Chapter 95

Tristan

Hope. Mathilde said that promising her I would get her out of here wasn’t me lying to her; it was me trying to give her hope.

Is that what I was trying to do?

I guess so.

Hope is a huge part of my job. It always has been, even when I was an ER nurse. You need a strong sense of hope when you work in medicine or as a first responder, given all the pain and tragedy you see. If you don’t hold onto hope, you become cynical.

I have always been good at holding hope for other people. For my patients. For the people I’m transporting in my ambulance.

But for myself?

Not so much.

As I sit curled up in the darkness underground, surrounded by rubble, I realize that I think my sense of hope died with Warren, over a year ago.

Since then, I haven’t had hope for myself.

Sure, I’ve survived, and I think a large part of me thought that survival was the best I could expect.

I didn’t believe that things could be better than basic survival.

I didn’t have hope.

Ever since meeting Nick, that forgotten sense of hope has been fighting against my walls, my boundaries, my grief, trying to remind me that things might just be okay.

Maybe I had started to accept that before the earthquake. Maybe I was hoping for a future with Nick. Maybe I was about to admit that I loved him.

And then the earthquake.

Where is the hope now?

Now that I am buried underground, trapped beneath concrete, with no way out and no signs of rescue in sight.

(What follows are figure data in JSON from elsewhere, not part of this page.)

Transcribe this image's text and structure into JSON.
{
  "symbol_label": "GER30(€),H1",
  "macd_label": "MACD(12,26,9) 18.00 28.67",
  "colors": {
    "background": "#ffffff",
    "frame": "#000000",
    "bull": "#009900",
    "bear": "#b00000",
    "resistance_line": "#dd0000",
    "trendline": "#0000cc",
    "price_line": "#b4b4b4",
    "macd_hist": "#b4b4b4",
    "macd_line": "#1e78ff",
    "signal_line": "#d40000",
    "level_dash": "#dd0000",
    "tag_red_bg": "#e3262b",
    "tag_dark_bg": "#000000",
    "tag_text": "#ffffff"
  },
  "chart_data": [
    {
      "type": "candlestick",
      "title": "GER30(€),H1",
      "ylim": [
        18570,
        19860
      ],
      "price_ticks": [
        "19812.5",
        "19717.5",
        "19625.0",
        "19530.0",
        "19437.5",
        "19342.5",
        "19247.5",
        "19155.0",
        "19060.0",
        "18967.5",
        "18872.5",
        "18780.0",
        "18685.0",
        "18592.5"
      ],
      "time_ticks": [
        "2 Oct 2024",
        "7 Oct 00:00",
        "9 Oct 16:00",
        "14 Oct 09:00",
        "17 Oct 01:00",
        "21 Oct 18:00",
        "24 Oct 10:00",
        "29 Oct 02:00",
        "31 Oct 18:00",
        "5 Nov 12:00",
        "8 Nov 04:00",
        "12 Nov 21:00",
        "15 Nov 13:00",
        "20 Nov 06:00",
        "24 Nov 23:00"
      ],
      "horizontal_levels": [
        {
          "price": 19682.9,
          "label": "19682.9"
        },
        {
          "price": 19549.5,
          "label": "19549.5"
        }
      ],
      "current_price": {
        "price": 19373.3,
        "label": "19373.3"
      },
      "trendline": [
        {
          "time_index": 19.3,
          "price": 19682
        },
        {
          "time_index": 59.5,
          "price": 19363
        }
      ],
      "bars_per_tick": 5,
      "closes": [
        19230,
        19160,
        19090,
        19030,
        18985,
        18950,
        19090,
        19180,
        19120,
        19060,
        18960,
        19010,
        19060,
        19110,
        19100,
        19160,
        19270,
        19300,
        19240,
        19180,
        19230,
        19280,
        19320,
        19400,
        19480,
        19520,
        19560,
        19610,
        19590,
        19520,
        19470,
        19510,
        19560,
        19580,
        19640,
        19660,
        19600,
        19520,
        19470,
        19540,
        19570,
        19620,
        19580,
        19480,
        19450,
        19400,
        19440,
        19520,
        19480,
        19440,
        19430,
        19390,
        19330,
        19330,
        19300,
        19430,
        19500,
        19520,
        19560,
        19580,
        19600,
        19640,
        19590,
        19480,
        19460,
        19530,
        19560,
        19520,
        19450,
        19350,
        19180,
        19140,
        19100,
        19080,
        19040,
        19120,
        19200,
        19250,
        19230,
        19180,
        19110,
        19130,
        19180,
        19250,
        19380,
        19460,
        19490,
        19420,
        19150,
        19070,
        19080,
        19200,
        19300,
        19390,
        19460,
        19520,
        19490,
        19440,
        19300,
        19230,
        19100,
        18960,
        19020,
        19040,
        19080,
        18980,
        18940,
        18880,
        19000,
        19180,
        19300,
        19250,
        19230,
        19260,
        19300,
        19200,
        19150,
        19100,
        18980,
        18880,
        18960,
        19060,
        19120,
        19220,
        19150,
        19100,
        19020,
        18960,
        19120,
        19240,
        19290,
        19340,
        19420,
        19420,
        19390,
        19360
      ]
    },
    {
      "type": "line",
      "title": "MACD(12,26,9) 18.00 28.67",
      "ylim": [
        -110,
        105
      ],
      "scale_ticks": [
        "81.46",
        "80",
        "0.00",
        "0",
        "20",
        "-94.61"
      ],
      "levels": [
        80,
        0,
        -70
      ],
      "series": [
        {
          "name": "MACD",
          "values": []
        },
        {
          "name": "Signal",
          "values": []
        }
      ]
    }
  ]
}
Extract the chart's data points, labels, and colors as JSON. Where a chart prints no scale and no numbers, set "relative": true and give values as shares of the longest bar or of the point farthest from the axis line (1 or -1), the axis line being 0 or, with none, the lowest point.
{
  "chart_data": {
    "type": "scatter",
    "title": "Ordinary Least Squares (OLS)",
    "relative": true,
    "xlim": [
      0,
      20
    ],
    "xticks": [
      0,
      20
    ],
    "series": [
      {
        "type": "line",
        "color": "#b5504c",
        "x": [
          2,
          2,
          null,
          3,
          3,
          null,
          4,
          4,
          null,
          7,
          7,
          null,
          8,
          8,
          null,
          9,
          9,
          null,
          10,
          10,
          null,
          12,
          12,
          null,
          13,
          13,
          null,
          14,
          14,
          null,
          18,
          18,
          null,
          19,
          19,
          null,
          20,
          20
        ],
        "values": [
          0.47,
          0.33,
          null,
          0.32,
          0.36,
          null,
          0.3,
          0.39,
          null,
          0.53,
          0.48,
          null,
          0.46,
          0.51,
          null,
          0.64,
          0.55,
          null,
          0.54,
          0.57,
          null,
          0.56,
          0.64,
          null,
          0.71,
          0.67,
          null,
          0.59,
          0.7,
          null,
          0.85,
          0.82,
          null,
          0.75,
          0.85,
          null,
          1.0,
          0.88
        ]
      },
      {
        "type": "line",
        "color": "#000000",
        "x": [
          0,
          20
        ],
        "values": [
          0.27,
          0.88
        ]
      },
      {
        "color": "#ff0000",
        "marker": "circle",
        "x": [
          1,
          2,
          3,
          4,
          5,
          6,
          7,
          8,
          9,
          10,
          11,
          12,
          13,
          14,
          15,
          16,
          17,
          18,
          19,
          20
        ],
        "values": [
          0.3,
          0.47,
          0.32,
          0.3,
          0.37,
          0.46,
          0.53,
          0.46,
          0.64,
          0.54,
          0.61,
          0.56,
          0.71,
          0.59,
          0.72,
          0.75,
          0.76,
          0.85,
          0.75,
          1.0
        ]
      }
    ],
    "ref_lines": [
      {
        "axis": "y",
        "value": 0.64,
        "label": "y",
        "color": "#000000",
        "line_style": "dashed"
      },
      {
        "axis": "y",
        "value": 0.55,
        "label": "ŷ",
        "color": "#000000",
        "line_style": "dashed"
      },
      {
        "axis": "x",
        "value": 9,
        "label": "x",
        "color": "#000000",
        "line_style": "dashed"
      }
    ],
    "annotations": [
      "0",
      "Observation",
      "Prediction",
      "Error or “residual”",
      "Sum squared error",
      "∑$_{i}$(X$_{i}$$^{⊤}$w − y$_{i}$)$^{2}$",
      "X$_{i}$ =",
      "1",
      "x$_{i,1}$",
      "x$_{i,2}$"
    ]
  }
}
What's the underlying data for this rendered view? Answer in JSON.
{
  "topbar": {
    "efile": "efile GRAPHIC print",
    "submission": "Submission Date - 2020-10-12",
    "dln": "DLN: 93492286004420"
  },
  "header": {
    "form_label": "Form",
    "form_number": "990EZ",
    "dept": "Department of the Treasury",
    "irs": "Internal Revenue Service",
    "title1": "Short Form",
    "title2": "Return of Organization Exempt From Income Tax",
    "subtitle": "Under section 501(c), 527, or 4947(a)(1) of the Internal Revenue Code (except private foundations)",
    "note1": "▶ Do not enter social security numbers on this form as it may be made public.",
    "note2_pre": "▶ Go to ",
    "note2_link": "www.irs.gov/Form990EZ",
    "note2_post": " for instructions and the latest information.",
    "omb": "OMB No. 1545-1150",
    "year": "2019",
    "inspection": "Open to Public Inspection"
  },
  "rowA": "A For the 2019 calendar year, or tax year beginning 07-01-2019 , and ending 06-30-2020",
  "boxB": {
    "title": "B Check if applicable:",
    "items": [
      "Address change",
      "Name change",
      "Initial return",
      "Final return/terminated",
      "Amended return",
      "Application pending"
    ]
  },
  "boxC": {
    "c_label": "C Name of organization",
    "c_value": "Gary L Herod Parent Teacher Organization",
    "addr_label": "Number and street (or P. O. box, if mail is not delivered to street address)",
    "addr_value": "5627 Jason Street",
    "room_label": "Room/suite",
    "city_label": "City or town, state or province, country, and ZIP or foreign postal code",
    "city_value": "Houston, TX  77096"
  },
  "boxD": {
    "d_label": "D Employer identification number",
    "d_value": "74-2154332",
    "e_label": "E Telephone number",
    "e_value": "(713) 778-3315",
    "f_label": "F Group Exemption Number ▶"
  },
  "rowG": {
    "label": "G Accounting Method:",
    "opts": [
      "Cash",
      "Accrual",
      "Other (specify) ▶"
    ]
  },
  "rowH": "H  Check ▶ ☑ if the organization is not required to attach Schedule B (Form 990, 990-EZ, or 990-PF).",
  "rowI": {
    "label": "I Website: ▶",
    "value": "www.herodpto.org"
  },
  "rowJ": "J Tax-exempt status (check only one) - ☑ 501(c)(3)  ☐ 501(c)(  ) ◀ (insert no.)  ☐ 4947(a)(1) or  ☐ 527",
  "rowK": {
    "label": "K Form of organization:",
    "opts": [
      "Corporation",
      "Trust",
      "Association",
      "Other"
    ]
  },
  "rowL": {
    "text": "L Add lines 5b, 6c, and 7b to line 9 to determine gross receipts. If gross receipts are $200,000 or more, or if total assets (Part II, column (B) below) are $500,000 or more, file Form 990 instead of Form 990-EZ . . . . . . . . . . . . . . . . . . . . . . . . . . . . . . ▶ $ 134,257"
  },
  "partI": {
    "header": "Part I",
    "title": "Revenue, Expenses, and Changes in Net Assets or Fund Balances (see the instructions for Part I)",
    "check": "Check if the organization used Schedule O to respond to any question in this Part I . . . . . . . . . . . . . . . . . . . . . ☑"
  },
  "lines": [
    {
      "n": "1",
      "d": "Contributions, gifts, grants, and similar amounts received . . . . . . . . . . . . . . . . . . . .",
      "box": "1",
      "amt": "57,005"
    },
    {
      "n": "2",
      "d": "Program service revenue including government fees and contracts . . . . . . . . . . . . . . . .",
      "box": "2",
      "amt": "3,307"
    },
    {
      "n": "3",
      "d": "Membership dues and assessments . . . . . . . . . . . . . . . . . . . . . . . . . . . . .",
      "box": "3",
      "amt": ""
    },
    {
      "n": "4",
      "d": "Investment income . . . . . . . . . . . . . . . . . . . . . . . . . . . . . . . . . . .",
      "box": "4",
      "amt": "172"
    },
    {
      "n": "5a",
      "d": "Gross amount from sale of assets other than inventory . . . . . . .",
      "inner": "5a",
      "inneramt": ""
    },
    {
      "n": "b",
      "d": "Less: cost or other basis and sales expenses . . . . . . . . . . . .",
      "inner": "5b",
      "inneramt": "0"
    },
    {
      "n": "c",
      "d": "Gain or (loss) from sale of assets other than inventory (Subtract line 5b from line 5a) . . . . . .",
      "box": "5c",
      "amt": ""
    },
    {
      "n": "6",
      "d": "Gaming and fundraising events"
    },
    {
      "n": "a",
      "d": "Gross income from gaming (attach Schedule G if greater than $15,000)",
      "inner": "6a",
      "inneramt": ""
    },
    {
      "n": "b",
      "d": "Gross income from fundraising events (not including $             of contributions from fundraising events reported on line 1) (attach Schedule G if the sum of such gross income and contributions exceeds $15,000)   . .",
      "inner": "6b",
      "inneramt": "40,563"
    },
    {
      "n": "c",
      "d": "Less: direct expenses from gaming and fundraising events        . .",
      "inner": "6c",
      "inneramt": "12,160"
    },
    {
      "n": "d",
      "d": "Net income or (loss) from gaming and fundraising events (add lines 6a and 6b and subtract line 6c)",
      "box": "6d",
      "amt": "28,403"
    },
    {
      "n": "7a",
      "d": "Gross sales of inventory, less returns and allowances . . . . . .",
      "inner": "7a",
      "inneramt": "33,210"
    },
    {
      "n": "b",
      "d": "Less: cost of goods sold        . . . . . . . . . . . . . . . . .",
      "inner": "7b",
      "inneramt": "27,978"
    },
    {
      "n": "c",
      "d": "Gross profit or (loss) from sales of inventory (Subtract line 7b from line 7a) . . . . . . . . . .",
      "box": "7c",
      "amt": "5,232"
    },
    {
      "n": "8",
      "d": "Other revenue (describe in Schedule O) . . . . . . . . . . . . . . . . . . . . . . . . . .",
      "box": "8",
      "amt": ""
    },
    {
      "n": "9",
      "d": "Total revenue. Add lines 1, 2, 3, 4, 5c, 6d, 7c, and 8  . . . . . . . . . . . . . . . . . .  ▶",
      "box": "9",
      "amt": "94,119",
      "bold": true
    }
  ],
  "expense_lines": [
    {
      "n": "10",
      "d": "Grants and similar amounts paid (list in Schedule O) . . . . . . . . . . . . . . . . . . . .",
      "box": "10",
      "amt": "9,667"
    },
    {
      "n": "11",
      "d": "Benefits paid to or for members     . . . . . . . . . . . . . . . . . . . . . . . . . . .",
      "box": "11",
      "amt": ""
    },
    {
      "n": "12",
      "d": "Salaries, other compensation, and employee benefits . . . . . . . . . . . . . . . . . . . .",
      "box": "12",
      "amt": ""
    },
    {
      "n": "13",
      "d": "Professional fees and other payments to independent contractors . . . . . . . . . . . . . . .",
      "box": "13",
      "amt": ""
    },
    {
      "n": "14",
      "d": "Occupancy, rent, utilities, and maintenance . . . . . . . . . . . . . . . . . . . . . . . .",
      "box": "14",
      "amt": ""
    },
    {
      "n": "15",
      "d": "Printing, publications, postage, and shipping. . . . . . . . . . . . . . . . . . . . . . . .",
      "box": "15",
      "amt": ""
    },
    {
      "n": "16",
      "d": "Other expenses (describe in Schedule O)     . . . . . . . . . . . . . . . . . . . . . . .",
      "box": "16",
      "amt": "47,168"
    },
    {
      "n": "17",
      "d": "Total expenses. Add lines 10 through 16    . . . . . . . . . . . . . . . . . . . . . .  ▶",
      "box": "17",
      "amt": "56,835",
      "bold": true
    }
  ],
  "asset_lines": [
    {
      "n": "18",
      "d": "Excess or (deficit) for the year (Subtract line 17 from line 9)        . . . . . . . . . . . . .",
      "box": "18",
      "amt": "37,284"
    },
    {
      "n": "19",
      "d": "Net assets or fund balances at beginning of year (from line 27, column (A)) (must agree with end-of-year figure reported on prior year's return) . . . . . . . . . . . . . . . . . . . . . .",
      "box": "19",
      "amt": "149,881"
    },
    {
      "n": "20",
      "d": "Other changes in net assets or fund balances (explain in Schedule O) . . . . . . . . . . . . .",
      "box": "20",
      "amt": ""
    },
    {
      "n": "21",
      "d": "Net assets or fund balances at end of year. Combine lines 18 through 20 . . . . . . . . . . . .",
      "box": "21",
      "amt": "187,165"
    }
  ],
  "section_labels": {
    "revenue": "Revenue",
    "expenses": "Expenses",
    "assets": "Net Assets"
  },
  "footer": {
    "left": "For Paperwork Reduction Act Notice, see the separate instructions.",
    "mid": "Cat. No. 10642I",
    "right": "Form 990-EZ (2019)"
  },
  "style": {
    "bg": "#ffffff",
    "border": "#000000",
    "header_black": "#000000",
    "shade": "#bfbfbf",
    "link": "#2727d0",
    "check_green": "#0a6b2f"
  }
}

I am injured, dehydrated, and very hungry. My body is no doubt going into shock. I don’t know the full extent of my injuries. I am weak and growing weaker by the minute.

I tried to save someone, and she died.

What hope do I have?

Tears start to roll down my cheeks, but I don’t have the strength to reach up and brush them away. Why bother, anyway? I feel like I’ve earned a good cry.

Carefully, I extend my stiff legs, and my boot bumps against something that rattles against the concrete. I frown, unable to see enough in the darkness to tell what it is. I prod it with my foot again. It moves.

Moving slowly, painfully, I crawl forward until one of my scraped hands closes around it.

The radio.

When I tried it earlier, I got no signal. But what did Mathilde say about the radio?

She asked me what I would say to Nick if I had the chance to talk to him over the radio.

I close my eyes.

What would I say?

Maybe he can’t hear me. Maybe he’s not even up there. I have no way of knowing.

But hope isn’t built on things you know.

Hope comes when you don’t know how something will work out, and you try anyway.

I press the button on the radio to contact the truck and whisper in a raw, trembling voice, “Hello? This is Firefighter Tristan Cavanagh with the 27th. Anyone there?”